Sienna Gaskin is a first-year student from Perth, Australia, planning to study civil engineering. During the fall semester, she made trips to Zippo Manufacturing Co. and the Seneca Pumped Storage Generating Station at Kinzua Dam.
“I was able to see what the engineering life is really like,” she said. That’s something she was particularly worried about as a young woman with ambitions in science, technology, engineering and math.
“I have always doubted my knowledge a lot, but I’ve decided to give it a crack.” She said she likes studying engineering on the small campus, where some of her engineering professors are women.
It's nicer to have a closer relationship with your professors and other engineering students. Bradford is fun.
Mamady Traore is a first-year student from Upper Darby. “I’m interested in every part of engineering,” he said. For him, the trips are true career exploration. A fall trip to a powdered metal facility where car parts are made by pressing powdered metal under intense pressure and then sintering them introduced a new process to him.
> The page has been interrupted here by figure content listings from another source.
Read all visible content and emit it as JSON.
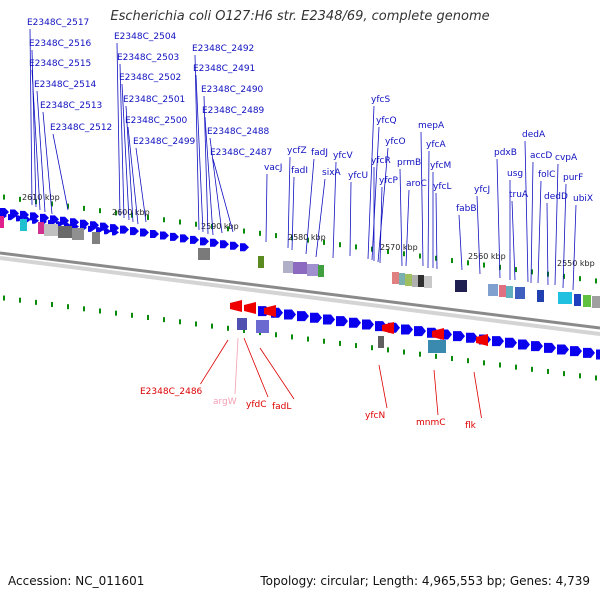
{
  "title": "Escherichia coli O127:H6 str. E2348/69, complete genome",
  "footer": {
    "accession": "Accession: NC_011601",
    "summary": "Topology: circular; Length: 4,965,553 bp; Genes: 4,739"
  },
  "colors": {
    "cds_arrow": "#0a00ee",
    "label_blue": "#1010c0",
    "label_red": "#dd0000",
    "label_pink": "#f4a0b4",
    "tick_green": "#0a8a0a",
    "backbone": "#8a8a8a"
  },
  "scale_labels": [
    "2610 kbp",
    "2600 kbp",
    "2590 kbp",
    "2580 kbp",
    "2570 kbp",
    "2560 kbp",
    "2550 kbp"
  ],
  "upper_gene_labels": [
    "E2348C_2517",
    "E2348C_2516",
    "E2348C_2515",
    "E2348C_2514",
    "E2348C_2513",
    "E2348C_2512",
    "E2348C_2504",
    "E2348C_2503",
    "E2348C_2502",
    "E2348C_2501",
    "E2348C_2500",
    "E2348C_2499",
    "E2348C_2492",
    "E2348C_2491",
    "E2348C_2490",
    "E2348C_2489",
    "E2348C_2488",
    "E2348C_2487",
    "vacJ",
    "ycfZ",
    "fadI",
    "fadJ",
    "sixA",
    "yfcV",
    "yfcU",
    "yfcS",
    "yfcQ",
    "yfcO",
    "yfcR",
    "yfcP",
    "prmB",
    "aroC",
    "mepA",
    "yfcA",
    "yfcM",
    "yfcL",
    "fabB",
    "yfcJ",
    "pdxB",
    "usg",
    "truA",
    "dedA",
    "accD",
    "folC",
    "dedD",
    "cvpA",
    "purF",
    "ubiX"
  ],
  "lower_gene_labels": [
    "E2348C_2486",
    "argW",
    "yfdC",
    "fadL",
    "yfcN",
    "mnmC",
    "flk"
  ]
}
David Niegowski of Bradford and Traore are interested in aerospace engineering, but Niegowski has misgivings about working in the military-industrial complex and was particularly interested in the trip to Pratt and Whitney earlier this month, where students had a chance to see fighter jet engines under construction.
Niegowski said he made the trip hoping to learn more about engineering (and he did), but he came away having learned even more about the business and quality assurance sides of the business that he had never thought about before.
The trip was a rare look at a defense contractor in action.
They will have other possibilities of places to visit this semester, including Case; Morgan Advanced Materials in Coudersport; Napoleon Engineering Services in Olean, N.Y., owned by Pitt-Bradford alumnus Chris Napoleon ’86-’88; HoliMont Ski Club in Ellicottville, N.Y., which designed, patented and licensed its own snowmaking system; a wind farm with solar cells; and Seneca Resources, a natural gas exploration and production segment of National Fuel Gas Co.
Anderson said the trips are a good chance for students to see the big picture of engineering. “I hear a lot of ‘I never thought of that’,” he said. He also noted that the trips give an unparalleled opportunity for students to receive internships and full-time job opportunities.
Students get to see workplaces and cultures as well. “There can be a bit of soul-searching,” he said.